Bestäubung von Akelei-Blüten: die Verbindung von Entwicklung und natürlicher Selektion

Das Forschungsprojekt untersucht die Blütenform von verschiedenen Akelei-Arten anhand von Pflanzen im Botanischen Garten und anhand von Feldbeobachtungen in Nordamerika.

Aquliegia canadensis © M. Chartier

Aquilegia chrysantha © M. Chartier

Aquilegia flabellata © M. Chartier

Versuchsgarten © M. Chartier

Flower sample © M. Chartier

Aquilegia 3D-modell with landmarks © M. Chartier

Die außergewöhnliche Diversität der Blütenpflanzen und ihrer Blüten sind das Resultat der Co-Evolution von Blüten mit ihren tierischen Bestäubern. Blüten können sich im Laufe der Evolution an die Gestalt ihrer Bestäuber anpassen – je nach Gestalt der Bestäuber bringen sie dabei sehr verschieden aussehende Blüten hervor.
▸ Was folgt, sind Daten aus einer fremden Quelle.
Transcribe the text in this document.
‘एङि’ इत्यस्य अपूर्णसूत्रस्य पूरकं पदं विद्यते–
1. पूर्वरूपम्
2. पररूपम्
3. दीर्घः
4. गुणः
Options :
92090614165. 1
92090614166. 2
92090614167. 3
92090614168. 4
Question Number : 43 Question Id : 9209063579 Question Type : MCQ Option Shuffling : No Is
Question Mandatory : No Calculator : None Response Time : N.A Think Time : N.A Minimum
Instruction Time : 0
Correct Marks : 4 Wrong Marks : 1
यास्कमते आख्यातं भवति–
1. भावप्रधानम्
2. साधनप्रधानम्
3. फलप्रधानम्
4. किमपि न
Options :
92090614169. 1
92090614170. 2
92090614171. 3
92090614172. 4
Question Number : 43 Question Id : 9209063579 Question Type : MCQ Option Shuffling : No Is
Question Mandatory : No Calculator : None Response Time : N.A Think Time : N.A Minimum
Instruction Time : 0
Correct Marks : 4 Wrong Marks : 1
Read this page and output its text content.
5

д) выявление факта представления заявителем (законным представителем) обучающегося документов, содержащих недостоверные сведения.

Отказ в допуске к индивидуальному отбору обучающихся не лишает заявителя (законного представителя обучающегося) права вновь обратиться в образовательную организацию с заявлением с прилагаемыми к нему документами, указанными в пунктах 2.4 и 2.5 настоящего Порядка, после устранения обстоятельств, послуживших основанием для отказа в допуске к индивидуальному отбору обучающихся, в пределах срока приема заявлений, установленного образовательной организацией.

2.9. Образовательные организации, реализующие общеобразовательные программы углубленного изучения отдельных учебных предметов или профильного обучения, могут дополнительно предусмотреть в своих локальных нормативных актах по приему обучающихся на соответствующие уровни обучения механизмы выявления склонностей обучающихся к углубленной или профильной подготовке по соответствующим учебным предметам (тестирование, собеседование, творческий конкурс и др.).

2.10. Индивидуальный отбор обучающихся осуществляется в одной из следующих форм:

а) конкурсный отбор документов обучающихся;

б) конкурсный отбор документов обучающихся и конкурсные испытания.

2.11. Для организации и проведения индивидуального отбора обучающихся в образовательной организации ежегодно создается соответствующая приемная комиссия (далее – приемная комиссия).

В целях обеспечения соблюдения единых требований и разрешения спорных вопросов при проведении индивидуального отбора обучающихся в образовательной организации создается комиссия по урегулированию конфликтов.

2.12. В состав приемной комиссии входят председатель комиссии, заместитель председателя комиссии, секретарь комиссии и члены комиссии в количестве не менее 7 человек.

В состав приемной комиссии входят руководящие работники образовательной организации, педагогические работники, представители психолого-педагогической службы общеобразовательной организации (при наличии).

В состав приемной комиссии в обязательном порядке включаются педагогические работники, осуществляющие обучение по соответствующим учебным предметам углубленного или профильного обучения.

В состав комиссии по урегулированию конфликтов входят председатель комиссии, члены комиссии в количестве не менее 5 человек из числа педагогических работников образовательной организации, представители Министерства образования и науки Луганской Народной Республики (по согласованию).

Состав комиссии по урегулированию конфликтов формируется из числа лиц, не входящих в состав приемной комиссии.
Ein Beispiel für unterschiedliche Blütenformen ist die Gattung Aquilegia (Akelei) aus der Familie der Hahnenfußgewächse, deren Blüten entweder von Bienen, Kolibris oder Nachtfaltern bestäubt werden. Die ersten Arten in der Stammesgeschichte der Akelei wurden dabei wahrscheinlich von Bienen bestäubt. Neue Akelei-Arten entwickelten sich dann vermutlich im Zusammenspiel mit der Bestäubung durch Kolibris. Aus letzteren Arten entwickelten sich dann weitere Akeleien, die von Nachtfaltern bestäubt wurden.
Das Projekt untersucht die Frage, wie die Unterschiede in den Akelei-Blüten entstanden sind, die zur Anpassung an verschiedene Bestäuber geführt haben. Eine Hypothese ist, dass die Entstehung neuer Blütenformen durch ein vorzeitiges Abbrechen oder durch eine Verlängerung des Entwicklungsprozesses der Blütenknospen begünstigt wurde. Diese "Heterochronie" könnte zum Beispiel einen Einfluss auf die Länge und Krümmung der Nektarsporne haben, die darüber entscheidet, ob verschiedene Bestäuber mit ihren unterschiedlich geformten Schnäbeln oder Rüsseln Zugang zum Nektar haben.
Zur Klärung der Hypothese werden Blüten im Knospenstadium daraufhin untersucht, ob sich bei ihnen schon die Abweichungen zeigen, die die ausgewachsenen Blüten charakterisieren. Dazu werden mit einem Computertomographen Aufnahmen von Akelei-Blüten gemacht. Daraus werden 3D-Modelle erstellt, die auf ihre Passform mit verschiedenen Bestäubern untersucht werden.
Um bestehende Wissenslücken in Bezug auf die Bestäubungsbiologie von Aquilegia zu füllen, wurden zu Beginn des Projektes außerdem Feldarbeiten am natürlichen Standort verschiedener Arten in Nordamerika durchgeführt.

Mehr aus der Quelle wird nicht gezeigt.